Sofocado por la carrera llego a la sala de espera de emergencias y, sentada en una silla, alarmantemente pálida y con la mirada un poco perdida, está la chica que últimamente no sale de mi cabeza. Arrodillado frente a ella, sonriendo como un tonto, está mi mejor amigo y, antes de que pueda procesar mis acciones, lo aparto de mala manera y ocupo su lugar. Desesperado, la reviso por todos lados para asegurarme de que no se haya dado ningún golpe, mientras ella, sorprendida ante mi evidente preocupación, me asegura que está bien.

Cuando me dice que no llegó a caer al suelo porque Lucas la sostuvo, juro que debo apretar los dientes para contener el enojo inusitado. Debería estar agradecido de que haya estado cerca para socorrerla, pero imaginarlo tocándola, me molesta... Demasiado para mi propio bien.

Le digo a mi amigo que puede marcharse, pero el desgraciado se divierte a mi costa y alega que no se moverá del lugar. Entiendo su interés, no creo que me haya visto preocupado de esta forma por ninguna mujer y…

«No es una mujer, Zack», me recuerdo. «Es una niña de diecisiete años, es Annalía Andersson».

Últimamente, esa frase ha acudido a mi mente bastante a menudo; tal vez, si la repito bastante, acabe creyéndomelo.

Ruedo los ojos cuando Lucas se apoya en la pared y cruza los brazos sobre su pecho sin dejar de sonreír. Me centro nuevamente en mi pesadilla particular.

—¿Segura de que estás bien? —Vuelvo a preguntar y sale tan bajo, que por un segundo pienso que no me ha escuchado.

—Con tanta preocupación voy a creer que ya no me odias, Zack.

Sí, soy un imbécil. Aunque no lo crean, nunca ha sido mi intención que ella piense que la odio, eso ha sido un efecto colateral de mi distanciamiento; primero por el miedo a la Maldición Scott, ahora por la cantidad de pensamientos subidos de tono que me vienen a la mente cada vez que la veo.

—Es que yo no te odio, Annalía. —Es lo único que consigo decir y, ni a mí se me escapa el cariño con el que ha salido su nombre.

Ella suspira profundo y, sorprendiéndome, se acerca a mí de modo que nuestros rostros quedan a escasos centímetros.
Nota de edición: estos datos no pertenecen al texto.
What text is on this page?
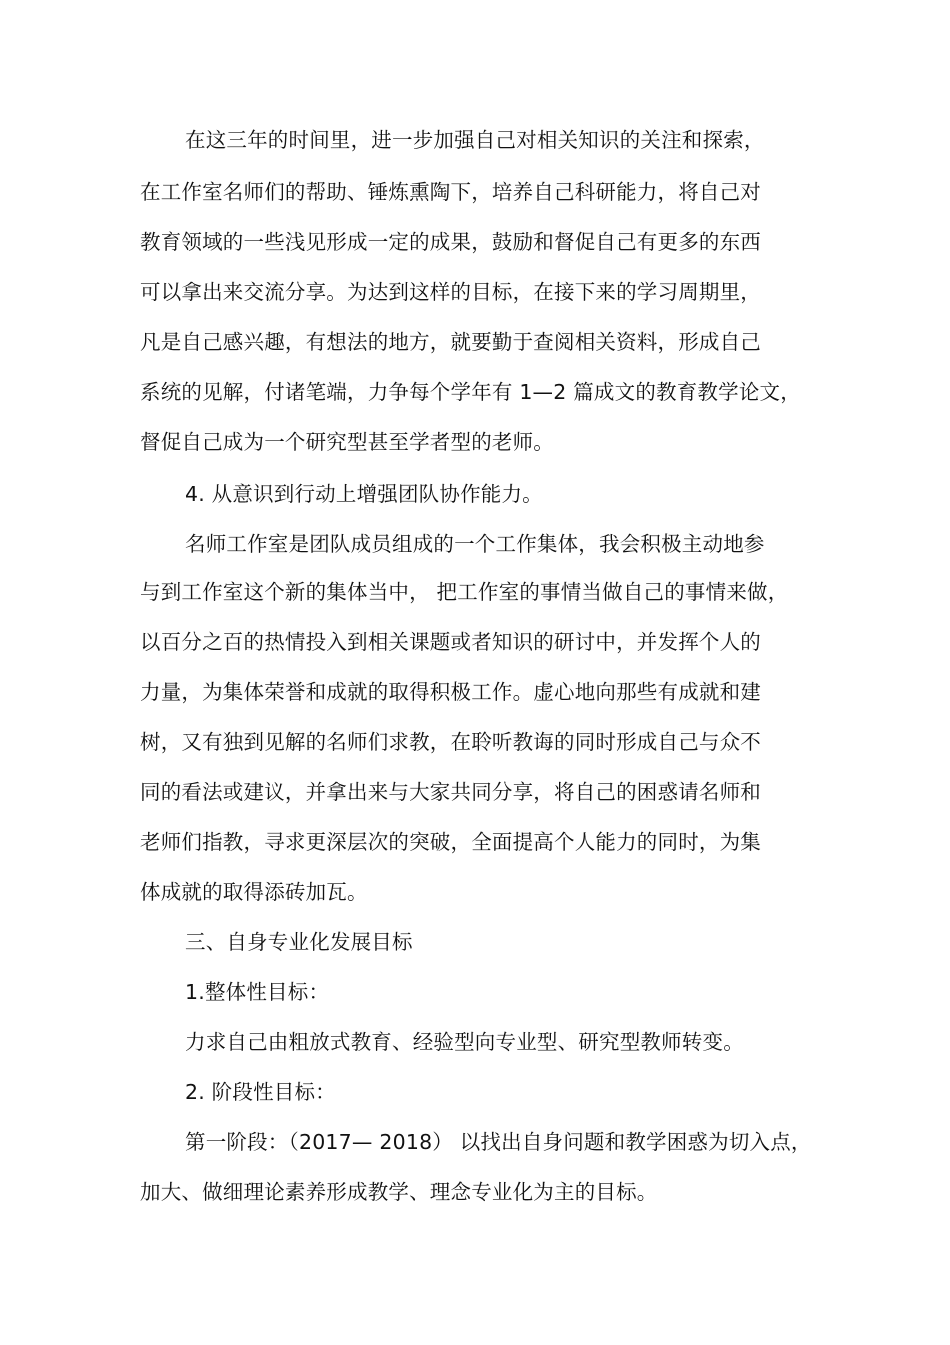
在这三年的时间里，进一步加强自己对相关知识的关注和探索，
在工作室名师们的帮助、锤炼熏陶下，培养自己科研能力，将自己对
教育领域的一些浅见形成一定的成果，鼓励和督促自己有更多的东西
可以拿出来交流分享。为达到这样的目标，在接下来的学习周期里，
凡是自己感兴趣，有想法的地方，就要勤于查阅相关资料，形成自己
系统的见解，付诸笔端，力争每个学年有 1—2 篇成文的教育教学论文，
督促自己成为一个研究型甚至学者型的老师。
4. 从意识到行动上增强团队协作能力。
名师工作室是团队成员组成的一个工作集体，我会积极主动地参
与到工作室这个新的集体当中， 把工作室的事情当做自己的事情来做，
以百分之百的热情投入到相关课题或者知识的研讨中，并发挥个人的
力量，为集体荣誉和成就的取得积极工作。虚心地向那些有成就和建
树，又有独到见解的名师们求教，在聆听教诲的同时形成自己与众不
同的看法或建议，并拿出来与大家共同分享，将自己的困惑请名师和
老师们指教，寻求更深层次的突破，全面提高个人能力的同时，为集
体成就的取得添砖加瓦。
三、自身专业化发展目标
1.整体性目标：
力求自己由粗放式教育、经验型向专业型、研究型教师转变。
2. 阶段性目标：
第一阶段：（2017— 2018） 以找出自身问题和教学困惑为切入点，
加大、做细理论素养形成教学、理念专业化为主的目标。
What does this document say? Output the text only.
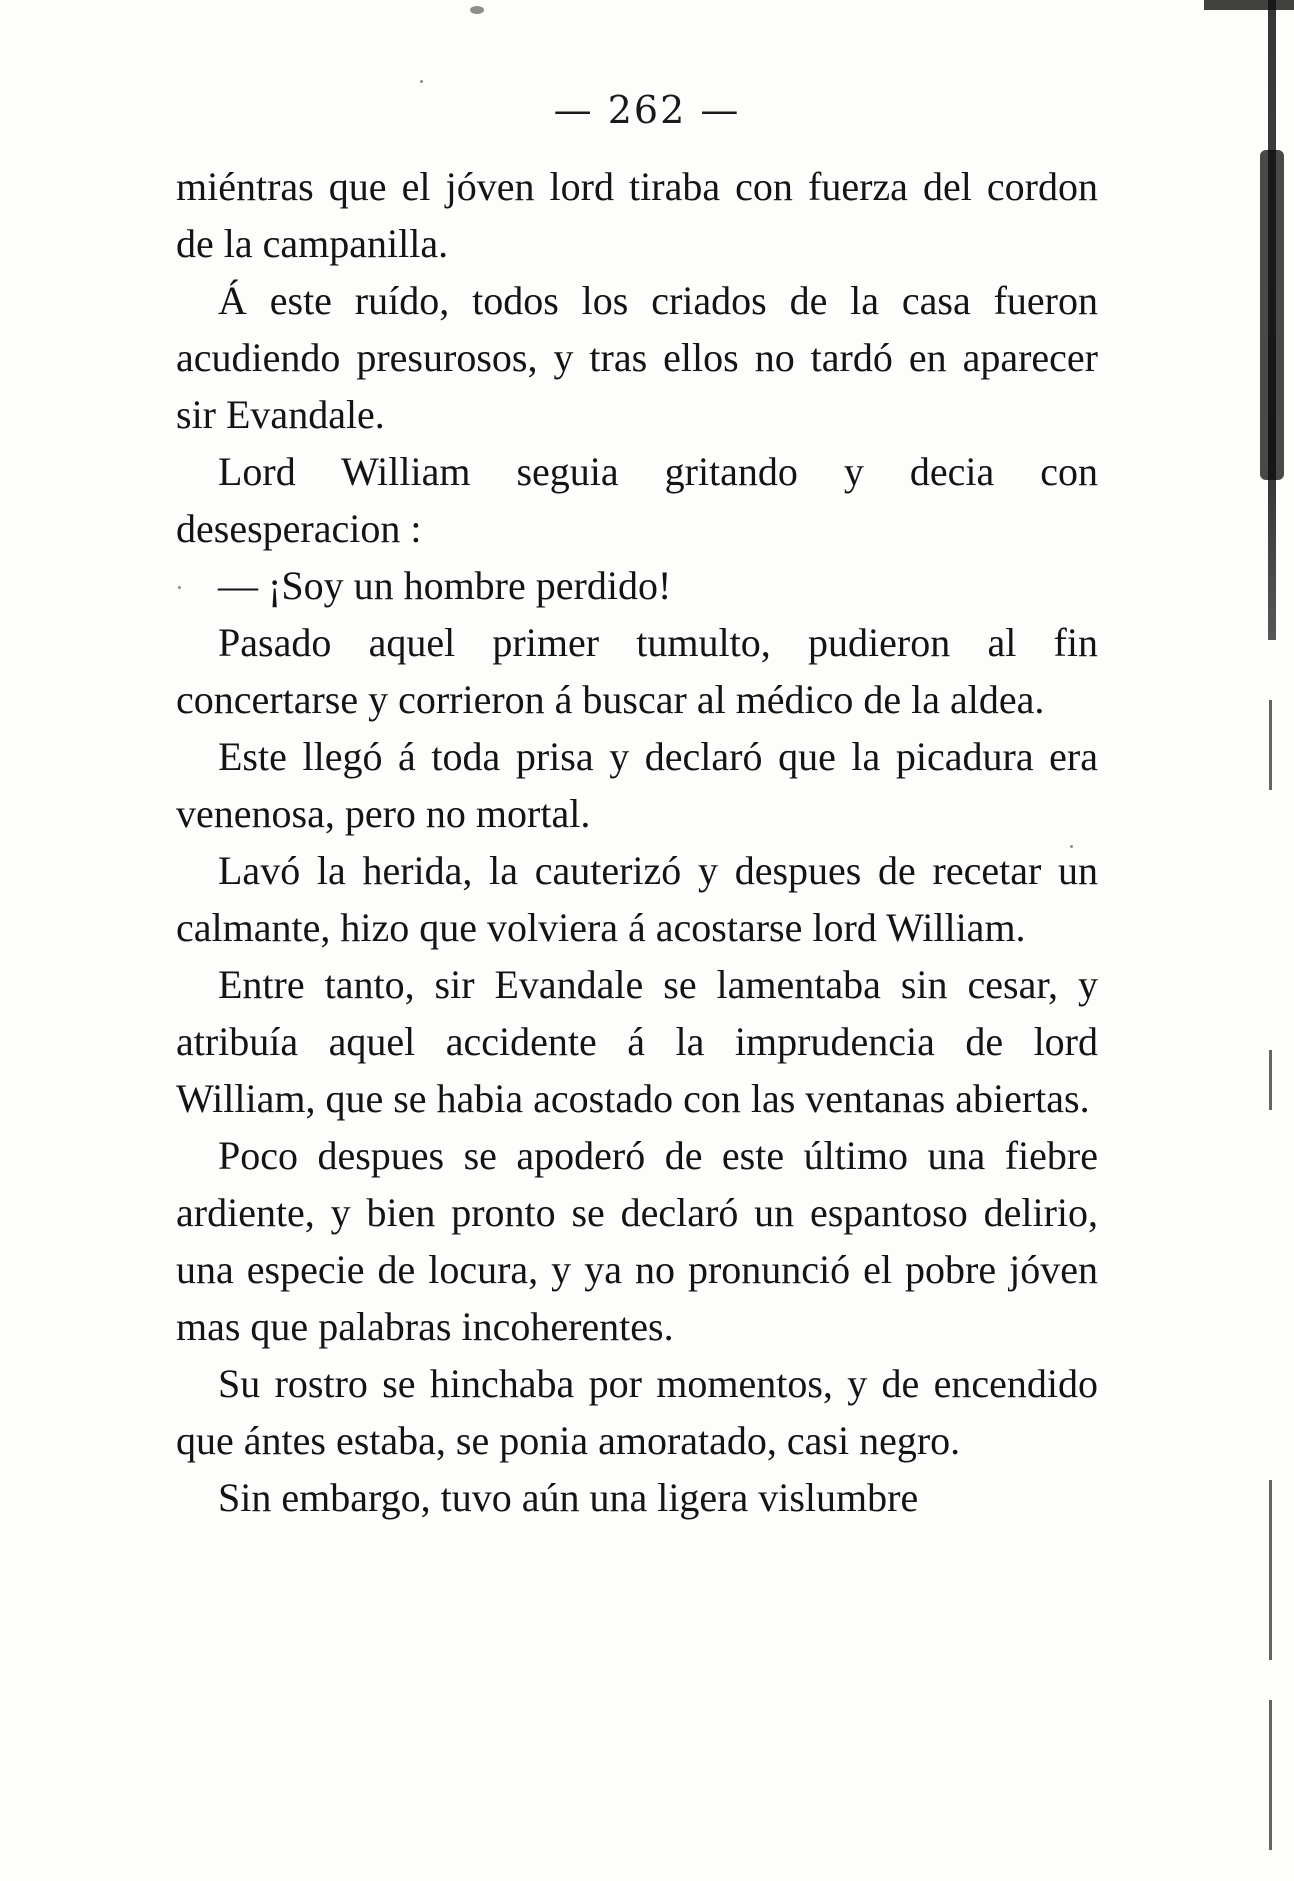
— 262 —

miéntras que el jóven lord tiraba con fuerza del cordon de la campanilla.

Á este ruído, todos los criados de la casa fueron acudiendo presurosos, y tras ellos no tardó en aparecer sir Evandale.

Lord William seguia gritando y decia con desesperacion :

— ¡Soy un hombre perdido!

Pasado aquel primer tumulto, pudieron al fin concertarse y corrieron á buscar al médico de la aldea.

Este llegó á toda prisa y declaró que la picadura era venenosa, pero no mortal.

Lavó la herida, la cauterizó y despues de recetar un calmante, hizo que volviera á acostarse lord William.

Entre tanto, sir Evandale se lamentaba sin cesar, y atribuía aquel accidente á la imprudencia de lord William, que se habia acostado con las ventanas abiertas.

Poco despues se apoderó de este último una fiebre ardiente, y bien pronto se declaró un espantoso delirio, una especie de locura, y ya no pronunció el pobre jóven mas que palabras incoherentes.

Su rostro se hinchaba por momentos, y de encendido que ántes estaba, se ponia amoratado, casi negro.

Sin embargo, tuvo aún una ligera vislumbre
Mi corazón sale corriendo a millón ante su repentina cercanía y su olor embriagador que, ni siquiera el desinfectante del hospital, logra opacar. Sin poderlo evitar, me tenso, pero me obligo a no apartarme.

—Dime qué puedo hacer entonces para arreglar las cosas entre nosotros.

—No hay nada que puedas hacer para arreglar lo que ya está roto —respondo y me arrepiento inmediatamente.

El dolor en su mirada me indica que esta vez he ido demasiado lejos, que la he lastimado de verdad, pero es que ella no lo entiende. No se puede arreglar lo que está roto; no hay forma de reparar el filtro que me permitía verla como Annalía Andersson Scott, mi cómplice de aventuras, mi amiga a pesar de su corta edad, la hija de mis tíos, mi familia… Ahora, cada vez que la miro, solo veo a la chica hermosa en la que se ha convertido, la que se cuela en mis pensamientos más de lo que me gustaría y eso está mal. Muy mal.

Es menor de edad, es un delito mirarla de esta forma, mucho más desearla como lo hago porque sí, puedo intentar negarlo, hacer hasta lo imposible para no pensar en ello, pero es un hecho que la deseo.

—Annalía. —Me obligo a decir con brusquedad, hay que terminar con este absurdo—. ¿Por qué no regresas a casa? Este no es tu lugar, acabas de comprobarlo.

—No lo haré —responde con firmeza y algo en su mirada me dice que discutir es en vano, aun así, continúo:

—Eres una chiquilla cabeza dura. ¿Por qué no dejas de perder el tiempo y de que el resto lo perdamos también?

Coloca sus manos sobre mis hombros.

—Porque, por algún motivo que desconozco, te molesta tenerme cerca y he convertido en mi pasatiempo favorito joderte la existencia. Asúmelo de una vez, Zack, no me voy a ningún lado.

Me cago en su madre… Mierda, Addy no tiene la culpa.

—¿Estás admitiendo abiertamente que esta estupidez de las prácticas es solo una excusa?

—Eres lo suficientemente inteligente para saber la respuesta, pero sí, Zack, estoy en este hospital, arriesgándome a morir en cualquier esquina por un golpe en la cabeza luego de desmayarme al ver la maldita sangre, solo para joderte la vida.

—No tengo tiempo para hacer de niñero, Annalía —la reprendo con dureza.